Josip Šimunić, an Australian born, Croatian centre back picked up a booking in the 61st minute of the game for a soft foul on the mercurial Harry Kewell, on the edge of his area. Name and number (3), in the pad, Poll continued the game but just under half an hour later, Šimunić was in trouble again, receiving a second yellow. Incredulity spread like wildfire, from the commentary box to players. Where was the red card? Play continued and at the conclusion of the game, three minutes later, Šimunić picked up his third yellow card after remonstrating with Poll and finally the red was awarded.  Inevitably, this was Poll’s final game at the 2006 World Cup and any World Cup since.

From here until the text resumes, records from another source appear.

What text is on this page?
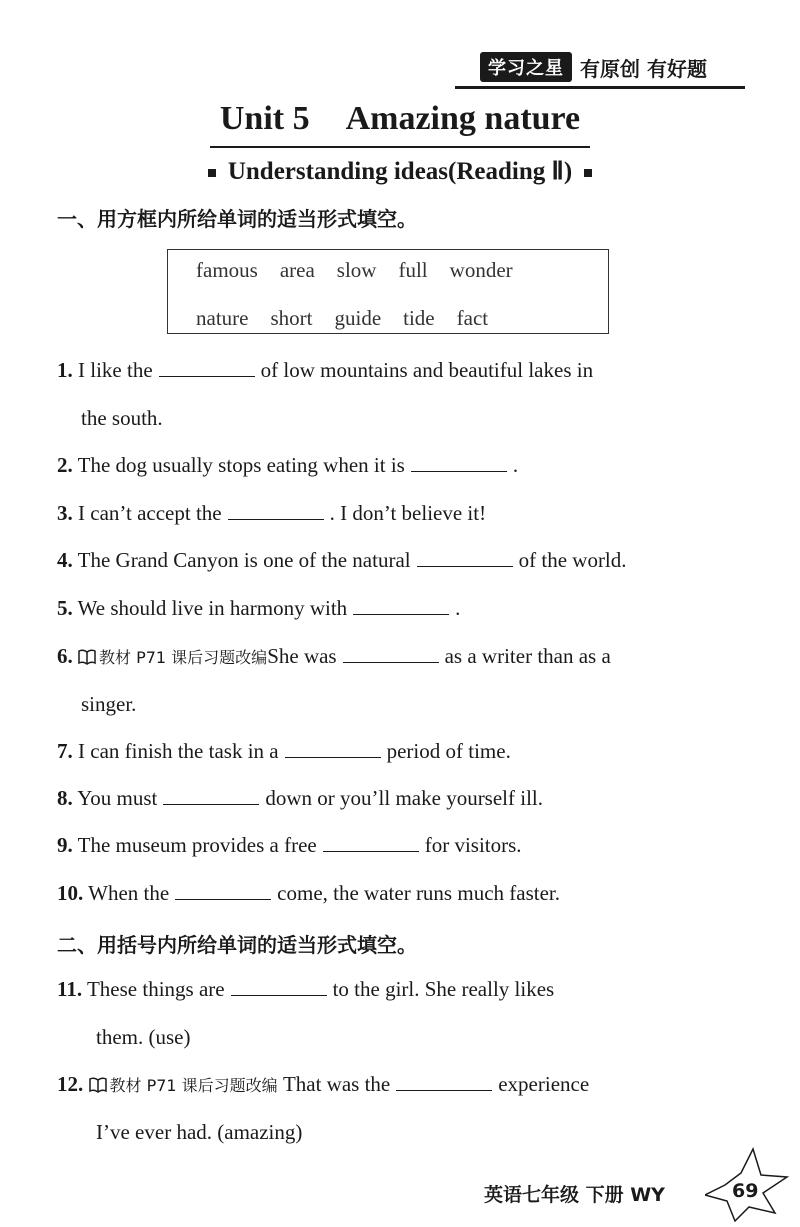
学习之星 有原创 有好题
Unit 5 Amazing nature
Understanding ideas(Reading Ⅱ)
一、用方框内所给单词的适当形式填空。
famous area slow full wonder
nature short guide tide fact
1. I like the	of low mountains and beautiful lakes in
the south.
2. The dog usually stops eating when it is	.
3. I can’t accept the	. I don’t believe it!
4. The Grand Canyon is one of the natural	of the world.
5. We should live in harmony with	.
6. 教材 P71 课后习题改编She was	as a writer than as a
singer.
7. I can finish the task in a	period of time.
8. You must	down or you’ll make yourself ill.
9. The museum provides a free	for visitors.
10. When the	come, the water runs much faster.
二、用括号内所给单词的适当形式填空。
11. These things are	to the girl. She really likes
them. (use)
12. 教材 P71 课后习题改编 That was the	experience
I’ve ever had. (amazing)
英语七年级 下册 WY	69
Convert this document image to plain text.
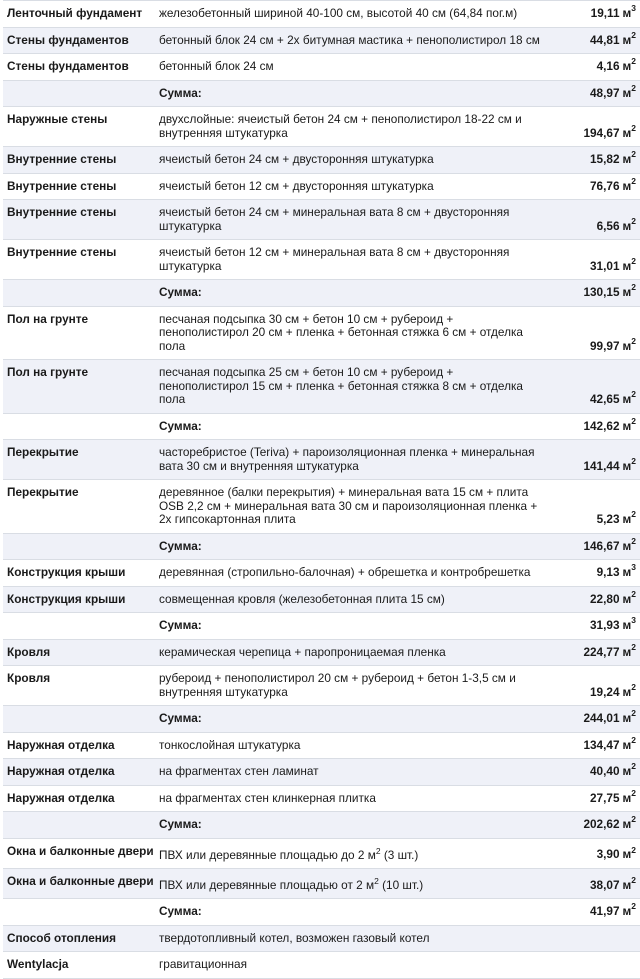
Ленточный фундамент	железобетонный шириной 40-100 см, высотой 40 см (64,84 пог.м)	19,11 $м^3$
Стены фундаментов	бетонный блок 24 см + 2х битумная мастика + пенополистирол 18 см	44,81 $м^2$
Стены фундаментов	бетонный блок 24 см	4,16 $м^2$
	Сумма:	48,97 $м^2$
Наружные стены	двухслойные: ячеистый бетон 24 см + пенополистирол 18-22 см и внутренняя штукатурка	194,67 $м^2$
Внутренние стены	ячеистый бетон 24 см + двусторонняя штукатурка	15,82 $м^2$
Внутренние стены	ячеистый бетон 12 см + двусторонняя штукатурка	76,76 $м^2$
Внутренние стены	ячеистый бетон 24 см + минеральная вата 8 см + двусторонняя штукатурка	6,56 $м^2$
Внутренние стены	ячеистый бетон 12 см + минеральная вата 8 см + двусторонняя штукатурка	31,01 $м^2$
	Сумма:	130,15 $м^2$
Пол на грунте	песчаная подсыпка 30 см + бетон 10 см + рубероид + пенополистирол 20 см + пленка + бетонная стяжка 6 см + отделка пола	99,97 $м^2$
Пол на грунте	песчаная подсыпка 25 см + бетон 10 см + рубероид + пенополистирол 15 см + пленка + бетонная стяжка 8 см + отделка пола	42,65 $м^2$
	Сумма:	142,62 $м^2$
Перекрытие	часторебристое (Teriva) + пароизоляционная пленка + минеральная вата 30 см и внутренняя штукатурка	141,44 $м^2$
Перекрытие	деревянное (балки перекрытия) + минеральная вата 15 см + плита OSB 2,2 см + минеральная вата 30 см и пароизоляционная пленка + 2х гипсокартонная плита	5,23 $м^2$
	Сумма:	146,67 $м^2$
Конструкция крыши	деревянная (стропильно-балочная) + обрешетка и контробрешетка	9,13 $м^3$
Конструкция крыши	совмещенная кровля (железобетонная плита 15 см)	22,80 $м^2$
	Сумма:	31,93 $м^3$
Кровля	керамическая черепица + паропроницаемая пленка	224,77 $м^2$
Кровля	рубероид + пенополистирол 20 см + рубероид + бетон 1-3,5 см и внутренняя штукатурка	19,24 $м^2$
	Сумма:	244,01 $м^2$
Наружная отделка	тонкослойная штукатурка	134,47 $м^2$
Наружная отделка	на фрагментах стен ламинат	40,40 $м^2$
Наружная отделка	на фрагментах стен клинкерная плитка	27,75 $м^2$
	Сумма:	202,62 $м^2$
Окна и балконные двери	ПВХ или деревянные площадью до 2 $м^2$ (3 шт.)	3,90 $м^2$
Окна и балконные двери	ПВХ или деревянные площадью от 2 $м^2$ (10 шт.)	38,07 $м^2$
	Сумма:	41,97 $м^2$
Способ отопления	твердотопливный котел, возможен газовый котел	
Wentylacja	гравитационная	
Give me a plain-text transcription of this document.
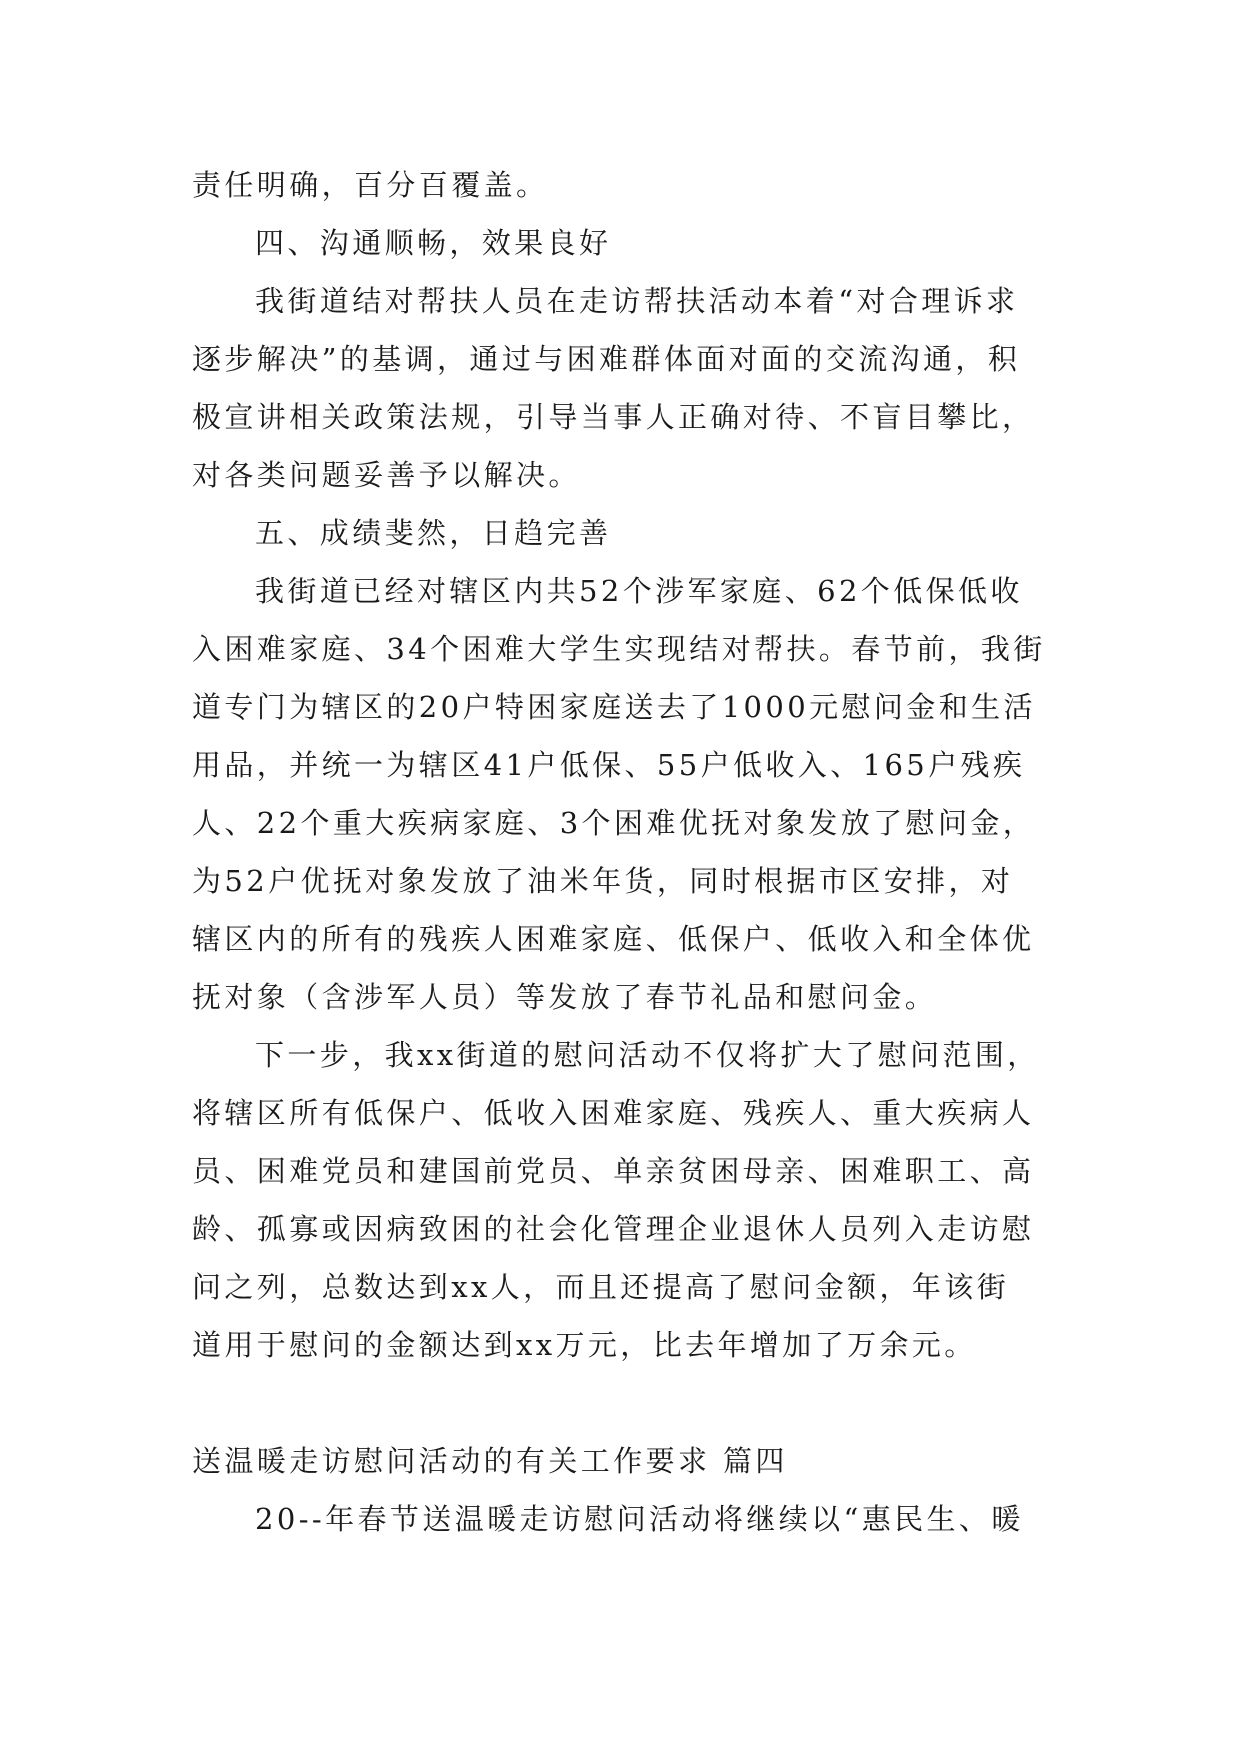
责任明确，百分百覆盖。
四、沟通顺畅，效果良好
我街道结对帮扶人员在走访帮扶活动本着“对合理诉求
逐步解决”的基调，通过与困难群体面对面的交流沟通，积
极宣讲相关政策法规，引导当事人正确对待、不盲目攀比，
对各类问题妥善予以解决。
五、成绩斐然，日趋完善
我街道已经对辖区内共52个涉军家庭、62个低保低收
入困难家庭、34个困难大学生实现结对帮扶。春节前，我街
道专门为辖区的20户特困家庭送去了1000元慰问金和生活
用品，并统一为辖区41户低保、55户低收入、165户残疾
人、22个重大疾病家庭、3个困难优抚对象发放了慰问金，
为52户优抚对象发放了油米年货，同时根据市区安排，对
辖区内的所有的残疾人困难家庭、低保户、低收入和全体优
抚对象（含涉军人员）等发放了春节礼品和慰问金。
下一步，我xx街道的慰问活动不仅将扩大了慰问范围，
将辖区所有低保户、低收入困难家庭、残疾人、重大疾病人
员、困难党员和建国前党员、单亲贫困母亲、困难职工、高
龄、孤寡或因病致困的社会化管理企业退休人员列入走访慰
问之列，总数达到xx人，而且还提高了慰问金额，年该街
道用于慰问的金额达到xx万元，比去年增加了万余元。
送温暖走访慰问活动的有关工作要求 篇四
20--年春节送温暖走访慰问活动将继续以“惠民生、暖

With the football world not knowing whether to laugh or stare open mouthed at the television, what justification could poor old Graham give to aid his mistake? Well, there is not one really. Despite this, Poll has stated that upon the second booking, Šimunić was erroneously recorded as an Australian number 3 due to his Australian accent. Poor Graham, if only he’d been somehow able to read this before the game.
Kewell's decisive equalizer
The scale of the Croatian Australian population’s participation in the recent development of the Socceroos cannot be ignored. Now I could challenge you to name five and you might think; “hold on, Dan. Nobody knows this sort of stuff”. You would be wrong of course and as quick as it takes you to turn over from women’s football after England's swift exit, I present you:

The Manchester United mistake, Mark Bosnich. Tony Popovic who’s had spells at Crystal Palace, in Qatar, Japan and Australia. Mark “Big Dukes” Viduka of Celtic, Leeds, Middlesbrough and Newcastle fame. Josip Skoko who spend 3 years in the Premier Legue with Wigan and Stoke. Finally, Jason Čulina who prostituted himself (not literally) around Holland with stints at Ajax, De Graafschap, Twente and PSV.


So there you have it. Five “notable” players (I used Wikipedia for all but Bosnich and Big Dukes). 

Nonetheless, is there any other population of people of such diverse history sharing in such a defining and brilliant moment in football history? Maybe you can, but at least you have learnt something you probably did not know before and it's safe to say, Graham Poll definitely did not either!